Thursday, September 29, 2005

I've always loved the smell of ammonia!

When I was a teen, my dad, a phenomenal cook and baker, had me help him more than a few times prep squids for fried (or baked) calamari. In this way, I grew to have a special affinity for the little tentacled carnivores. (I mean, you try severing someone's tentacles, ripping out his beak and entrails, flaying, washing, frying and then eating him without getting a little attached! I'm only human.) Years ago I read Peter "Jaws" Benchley's _Beast_, about ye olde giant squid, and had a blast. (As Fakespeare once said, to flay and love a baby squid is but to love and hope to flay a giant one. Ah, how true.) The fact that ye olde giant squid has never been caught "live" -- but almost always found washed up, dead or dying, reeking of ammonia -- made it that much more intriguing for me. Job's modern leviathan?

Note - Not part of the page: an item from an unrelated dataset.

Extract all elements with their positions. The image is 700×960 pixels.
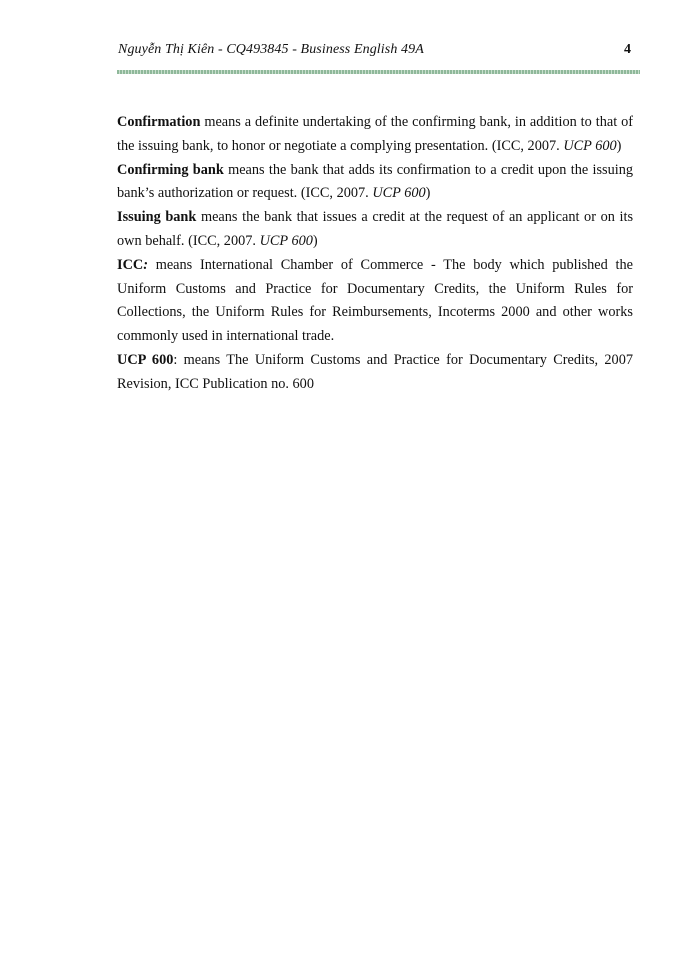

Anyway, all that's changed, as some Japanese scientists have finally done it: they have "captured" ye olde giant squid (Architeuthis) -- albeit only on camera.

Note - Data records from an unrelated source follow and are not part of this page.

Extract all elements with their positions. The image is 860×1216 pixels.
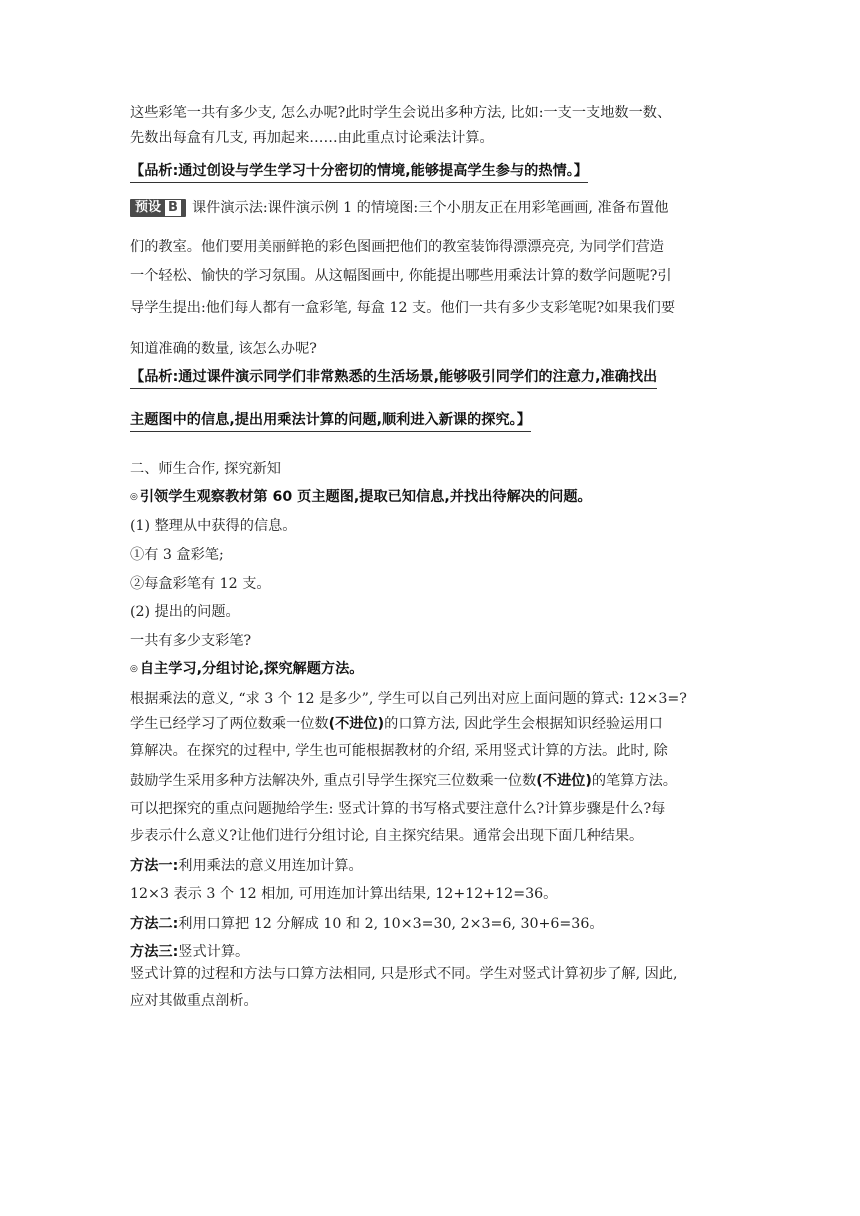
paragraph-text: 的笔算方法。 bbox=[591, 773, 677, 789]
paragraph-line: 一个轻松、愉快的学习氛围。从这幅图画中, 你能提出哪些用乘法计算的数学问题呢?引 bbox=[130, 268, 672, 284]
section-heading: 二、师生合作, 探究新知 bbox=[130, 461, 281, 477]
comment-text: 【品析:通过课件演示同学们非常熟悉的生活场景,能够吸引同学们的注意力,准确找出 bbox=[130, 367, 657, 389]
method-line bbox=[130, 856, 363, 876]
paragraph-line: 知道准确的数量, 该怎么办呢? bbox=[130, 341, 317, 357]
badge-label: 预设 bbox=[135, 200, 162, 215]
comment-line bbox=[130, 367, 657, 389]
method-label: 方法三: bbox=[130, 944, 179, 960]
method-text: 利用乘法的意义用连加计算。 bbox=[178, 858, 363, 874]
paragraph-line: 12×3 表示 3 个 12 相加, 可用连加计算出结果, 12+12+12=36。 bbox=[130, 886, 558, 902]
paragraph-text: 课件演示法:课件演示例 1 的情境图:三个小朋友正在用彩笔画画, 准备布置他 bbox=[191, 200, 669, 216]
bullet-icon: ◎ bbox=[130, 664, 138, 674]
preset-badge bbox=[130, 199, 186, 217]
step-text: 自主学习,分组讨论,探究解题方法。 bbox=[139, 661, 364, 677]
emphasis-text: (不进位) bbox=[536, 773, 592, 789]
paragraph-text: 的口算方法, 因此学生会根据知识经验运用口 bbox=[384, 716, 663, 732]
paragraph-line: 导学生提出:他们每人都有一盒彩笔, 每盒 12 支。他们一共有多少支彩笔呢?如果我们要 bbox=[130, 300, 676, 316]
paragraph-line: 根据乘法的意义, “求 3 个 12 是多少”, 学生可以自己列出对应上面问题的算式: 12×3=? bbox=[130, 691, 687, 707]
paragraph-line: 这些彩笔一共有多少支, 怎么办呢?此时学生会说出多种方法, 比如:一支一支地数一数、 bbox=[130, 105, 672, 121]
list-item: 一共有多少支彩笔? bbox=[130, 633, 252, 649]
list-item: (2) 提出的问题。 bbox=[130, 604, 240, 620]
list-item: ②每盒彩笔有 12 支。 bbox=[130, 576, 271, 592]
paragraph-line: 可以把探究的重点问题抛给学生: 竖式计算的书写格式要注意什么?计算步骤是什么?每 bbox=[130, 801, 666, 817]
bullet-icon: ◎ bbox=[130, 492, 138, 502]
paragraph-line bbox=[130, 771, 677, 791]
paragraph-line: 算解决。在探究的过程中, 学生也可能根据教材的介绍, 采用竖式计算的方法。此时, 除 bbox=[130, 743, 668, 759]
method-text: 利用口算把 12 分解成 10 和 2, 10×3=30, 2×3=6, 30+6=36。 bbox=[178, 916, 604, 932]
comment-line bbox=[130, 161, 588, 183]
method-text: 竖式计算。 bbox=[178, 944, 250, 960]
paragraph-line: 竖式计算的过程和方法与口算方法相同, 只是形式不同。学生对竖式计算初步了解, 因此, bbox=[130, 966, 678, 982]
paragraph-text: 学生已经学习了两位数乘一位数 bbox=[130, 716, 329, 732]
badge-letter: B bbox=[165, 200, 181, 216]
emphasis-text: (不进位) bbox=[328, 716, 385, 732]
list-item: (1) 整理从中获得的信息。 bbox=[130, 518, 297, 534]
list-item: ①有 3 盒彩笔; bbox=[130, 547, 224, 563]
step-heading bbox=[130, 659, 363, 679]
paragraph-line: 步表示什么意义?让他们进行分组讨论, 自主探究结果。通常会出现下面几种结果。 bbox=[130, 828, 644, 844]
method-line bbox=[130, 942, 249, 962]
step-heading bbox=[130, 487, 592, 507]
paragraph-line: 先数出每盒有几支, 再加起来……由此重点讨论乘法计算。 bbox=[130, 130, 494, 146]
paragraph-text: 鼓励学生采用多种方法解决外, 重点引导学生探究三位数乘一位数 bbox=[130, 773, 537, 789]
comment-text: 【品析:通过创设与学生学习十分密切的情境,能够提高学生参与的热情。】 bbox=[130, 161, 588, 183]
method-label: 方法二: bbox=[130, 916, 179, 932]
comment-text: 主题图中的信息,提出用乘法计算的问题,顺利进入新课的探究。】 bbox=[130, 410, 531, 432]
paragraph-line bbox=[130, 198, 668, 218]
step-text: 引领学生观察教材第 60 页主题图,提取已知信息,并找出待解决的问题。 bbox=[139, 489, 592, 505]
comment-line bbox=[130, 410, 531, 432]
method-line bbox=[130, 914, 604, 934]
method-label: 方法一: bbox=[130, 858, 179, 874]
paragraph-line: 应对其做重点剖析。 bbox=[130, 993, 258, 1009]
paragraph-line: 们的教室。他们要用美丽鲜艳的彩色图画把他们的教室装饰得漂漂亮亮, 为同学们营造 bbox=[130, 239, 664, 255]
paragraph-line bbox=[130, 714, 663, 734]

TOKYO - When a nearly 20-foot long tentacle was hauled aboard his research ship, Tsunemi Kubodera knew he had something big. Then it began sucking on his hands. But what came next excited him most — hundreds of photos of a purplish-red sea monster doing battle 3,000 feet deep.

It was a rare giant squid, a creature that until then had eluded observation in the wild.

Kubodera’s team captured photos of the 26-foot-long beast attacking its bait, then struggling for more than four hours to get free. The squid pulled so hard on the line baited with shrimp that it severed one of its own tentacles.